If the problem already existed before the coronavirus, it has worsened, warns the League against cancer, which is launching a mobilization campaign on Monday.

“This phenomenon could undoubtedly have been aggravated by the Covid, but in no case was it created by the Covid.

It's really a problem linked to the economic structure of the drug market, ”Prof Axel Kahn, president of the League against cancer, told AFP.

There has been talk of anesthetic shortages during the Covid crisis, but cancer and drug shortages for its treatment have been forgotten, he laments.

The League calls for sanctions

The problem was already serious and worrying before the health crisis caused by the Covid-19 epidemic.

With 1,499 drugs reported in difficulty or disruption of supply to the ANSM Medicines Agency, "the year 2019 reached a record with 34 times more shortages reported than in 2008", notes the League, which has been fighting for a long time against this scourge because these reports do not spare oncology (affected by 22% of reports in 2017).

Are mainly affected generic drugs, very inexpensive, but important in cancerology.

The League calls in particular for financial sanctions against laboratories that do not assume the supply, as well as the information of the patients concerned and their census and studies measuring their loss of opportunity.

74% of caregivers affected

To collect the testimonies, the League opened a penuries.ligue-cancer.net website.

In addition to this collection of “electronic grievance notebooks”, it is launching a poster campaign “Dear patient, for your medication, thank you for being patient”.

Posters will be available in all metropolitan and overseas departments where the League has committees.

These can help those who are not comfortable with computers.

95% of hospital pharmacists note a worsening of the phenomenon, according to an Ipsos survey carried out from October 29 to December 4, 2019 for the League with a representative sample of 500 health professionals (city and hospital pharmacists, oncologists, general practitioners, etc. ).
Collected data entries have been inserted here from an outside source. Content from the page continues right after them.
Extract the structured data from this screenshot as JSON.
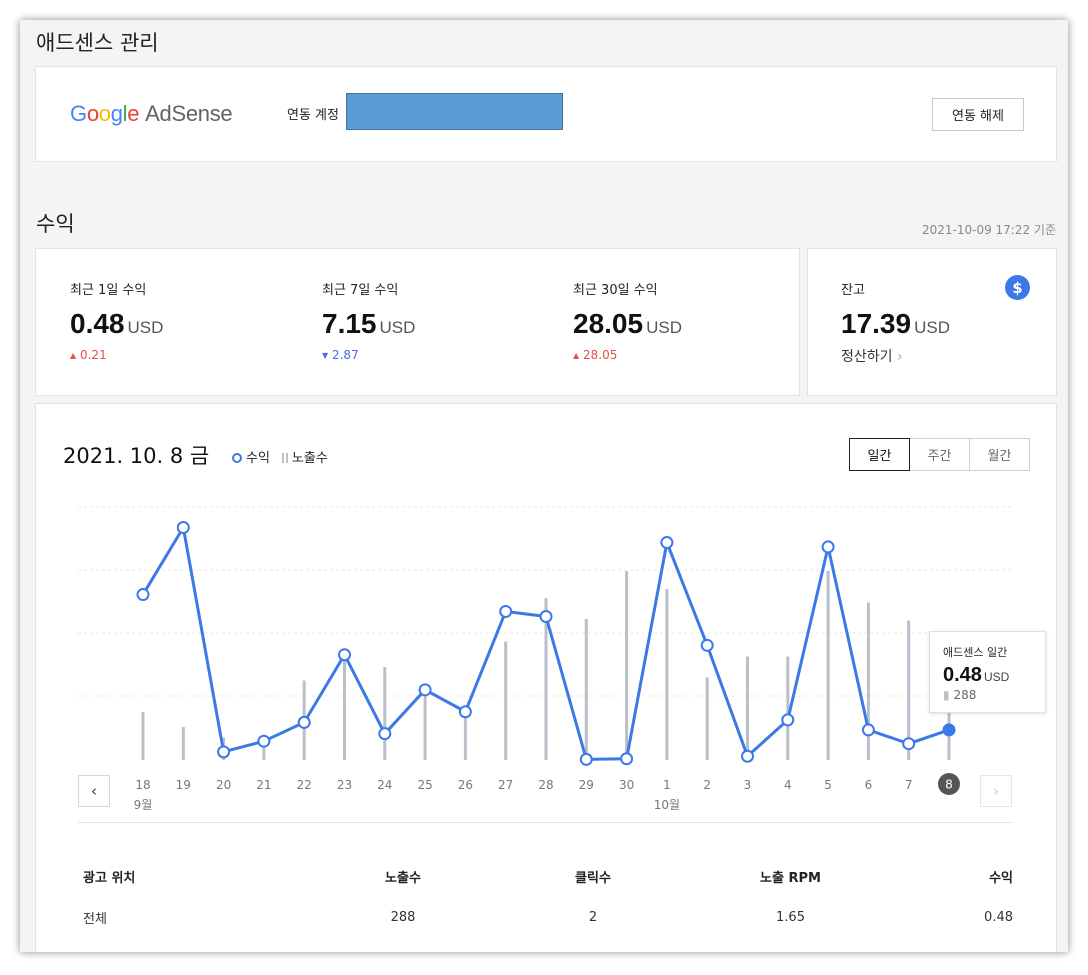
{
  "page_title": "애드센스 관리",
  "adsense": {
    "logo_google": [
      "G",
      "o",
      "o",
      "g",
      "l",
      "e"
    ],
    "logo_product": "AdSense",
    "linked_label": "연동 계정",
    "unlink_button": "연동 해제"
  },
  "revenue": {
    "title": "수익",
    "as_of": "2021-10-09 17:22 기준",
    "stats": [
      {
        "label": "최근 1일 수익",
        "value": "0.48",
        "unit": "USD",
        "change": "0.21",
        "direction": "up"
      },
      {
        "label": "최근 7일 수익",
        "value": "7.15",
        "unit": "USD",
        "change": "2.87",
        "direction": "down"
      },
      {
        "label": "최근 30일 수익",
        "value": "28.05",
        "unit": "USD",
        "change": "28.05",
        "direction": "up"
      }
    ],
    "balance": {
      "label": "잔고",
      "value": "17.39",
      "unit": "USD",
      "settle_label": "정산하기",
      "icon": "dollar-icon"
    }
  },
  "chart": {
    "date_title": "2021. 10. 8 금",
    "legend": {
      "revenue": "수익",
      "impressions": "노출수"
    },
    "tabs": [
      "일간",
      "주간",
      "월간"
    ],
    "active_tab": "일간",
    "tooltip": {
      "title": "애드센스 일간",
      "value": "0.48",
      "unit": "USD",
      "impressions": "288"
    },
    "colors": {
      "line": "#3c78e6",
      "bar": "#b9c0c9",
      "selected_day": "#555555"
    }
  },
  "chart_data": {
    "type": "line",
    "x": [
      "18",
      "19",
      "20",
      "21",
      "22",
      "23",
      "24",
      "25",
      "26",
      "27",
      "28",
      "29",
      "30",
      "1",
      "2",
      "3",
      "4",
      "5",
      "6",
      "7",
      "8"
    ],
    "month_labels": [
      {
        "index": 0,
        "label": "9월"
      },
      {
        "index": 13,
        "label": "10월"
      }
    ],
    "selected_index": 20,
    "series": [
      {
        "name": "수익",
        "type": "line",
        "values": [
          2.64,
          3.71,
          0.13,
          0.3,
          0.6,
          1.68,
          0.42,
          1.12,
          0.77,
          2.37,
          2.29,
          0.01,
          0.02,
          3.47,
          1.83,
          0.06,
          0.64,
          3.4,
          0.48,
          0.26,
          0.48
        ]
      },
      {
        "name": "노출수",
        "type": "bar",
        "values": [
          160,
          110,
          75,
          70,
          265,
          345,
          310,
          215,
          170,
          395,
          540,
          470,
          630,
          570,
          275,
          345,
          345,
          630,
          525,
          465,
          288
        ]
      }
    ]
  },
  "table": {
    "headers": [
      "광고 위치",
      "노출수",
      "클릭수",
      "노출 RPM",
      "수익"
    ],
    "rows": [
      [
        "전체",
        "288",
        "2",
        "1.65",
        "0.48"
      ]
    ]
  }
}
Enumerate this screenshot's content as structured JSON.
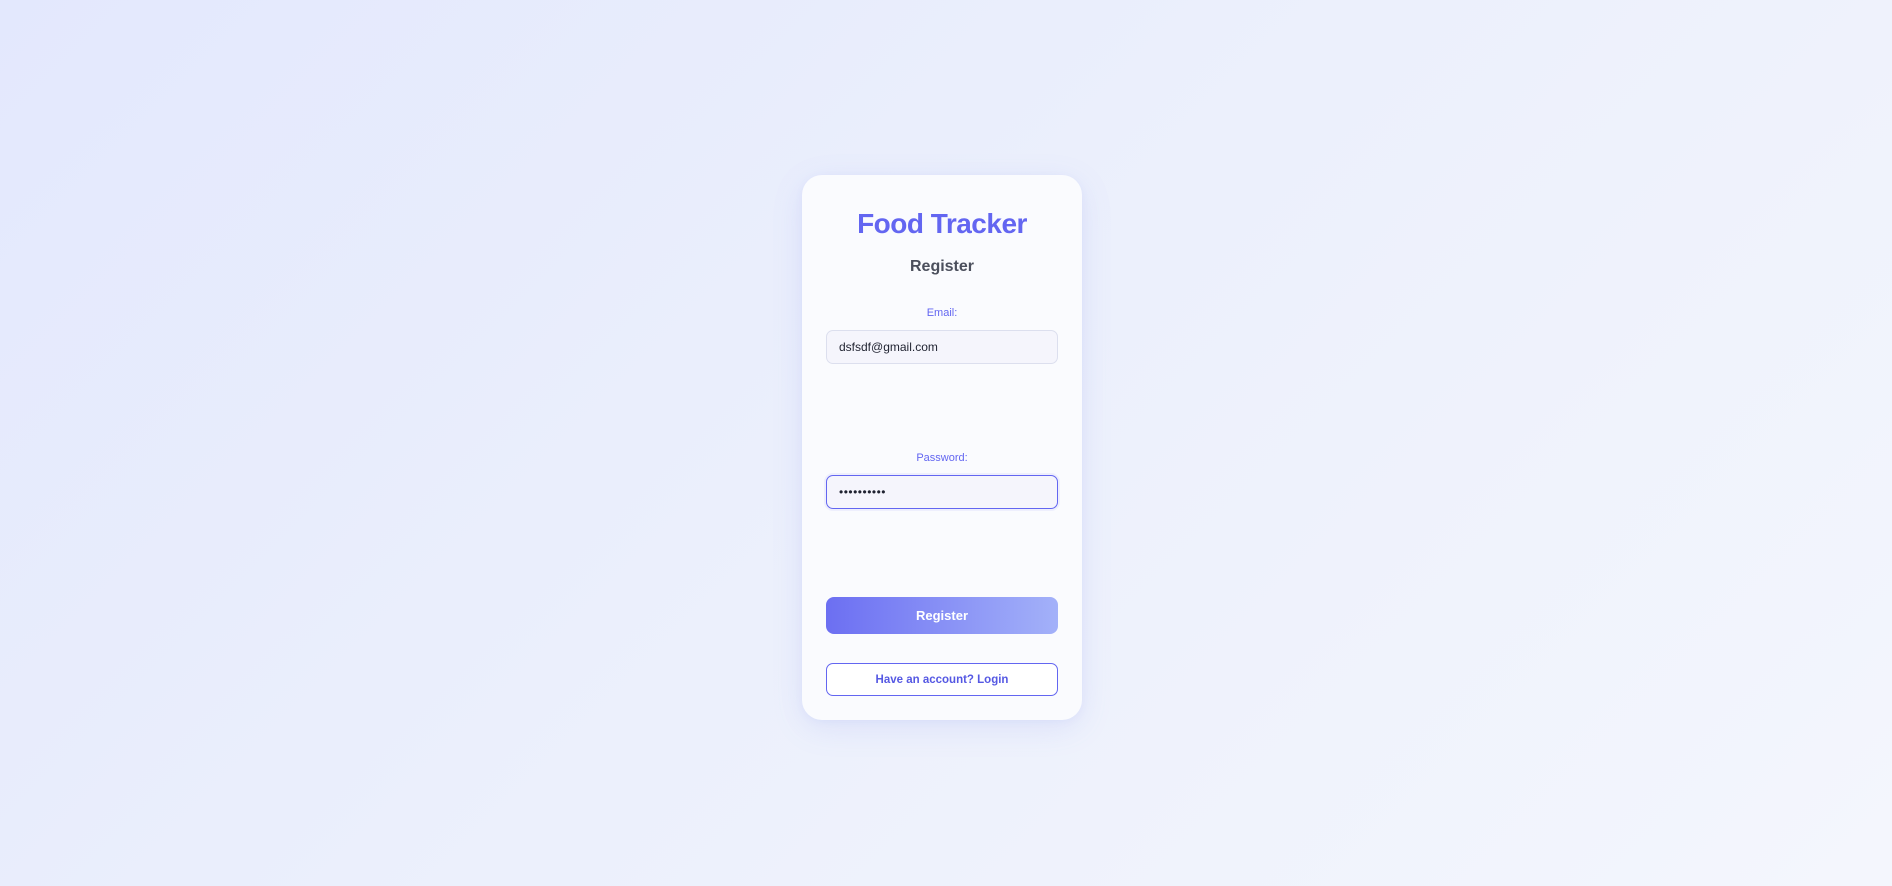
{
  "app": {
    "title": "Food Tracker"
  },
  "form": {
    "title": "Register",
    "email": {
      "label": "Email:",
      "value": "dsfsdf@gmail.com"
    },
    "password": {
      "label": "Password:",
      "value": "••••••••••"
    },
    "submit_label": "Register",
    "login_link_label": "Have an account? Login"
  },
  "colors": {
    "accent": "#6366f1",
    "button_gradient_start": "#6c6ff2",
    "button_gradient_end": "#a3b1f9",
    "card_background": "#fafbfe"
  }
}
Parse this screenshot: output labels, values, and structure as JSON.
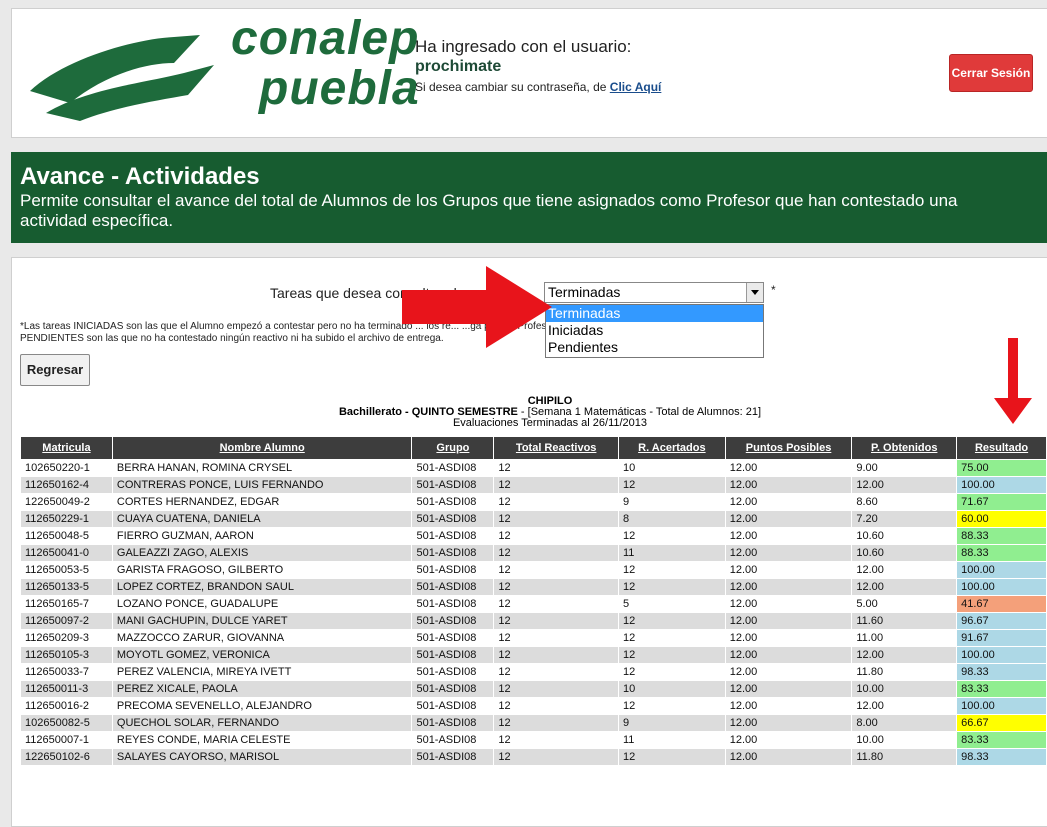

74% of healthcare professionals surveyed said they had already faced shortages of cancer drugs during their career.

Three quarters of the caregivers questioned agree that despite the existence of substitute drugs, these shortages mean a loss of opportunity for patients.

45% of professionals observe a deterioration in survival 5 years after the diagnosis of the disease in patients affected by these shortages.

A figure that rises to 68% among oncologists who experience shortages.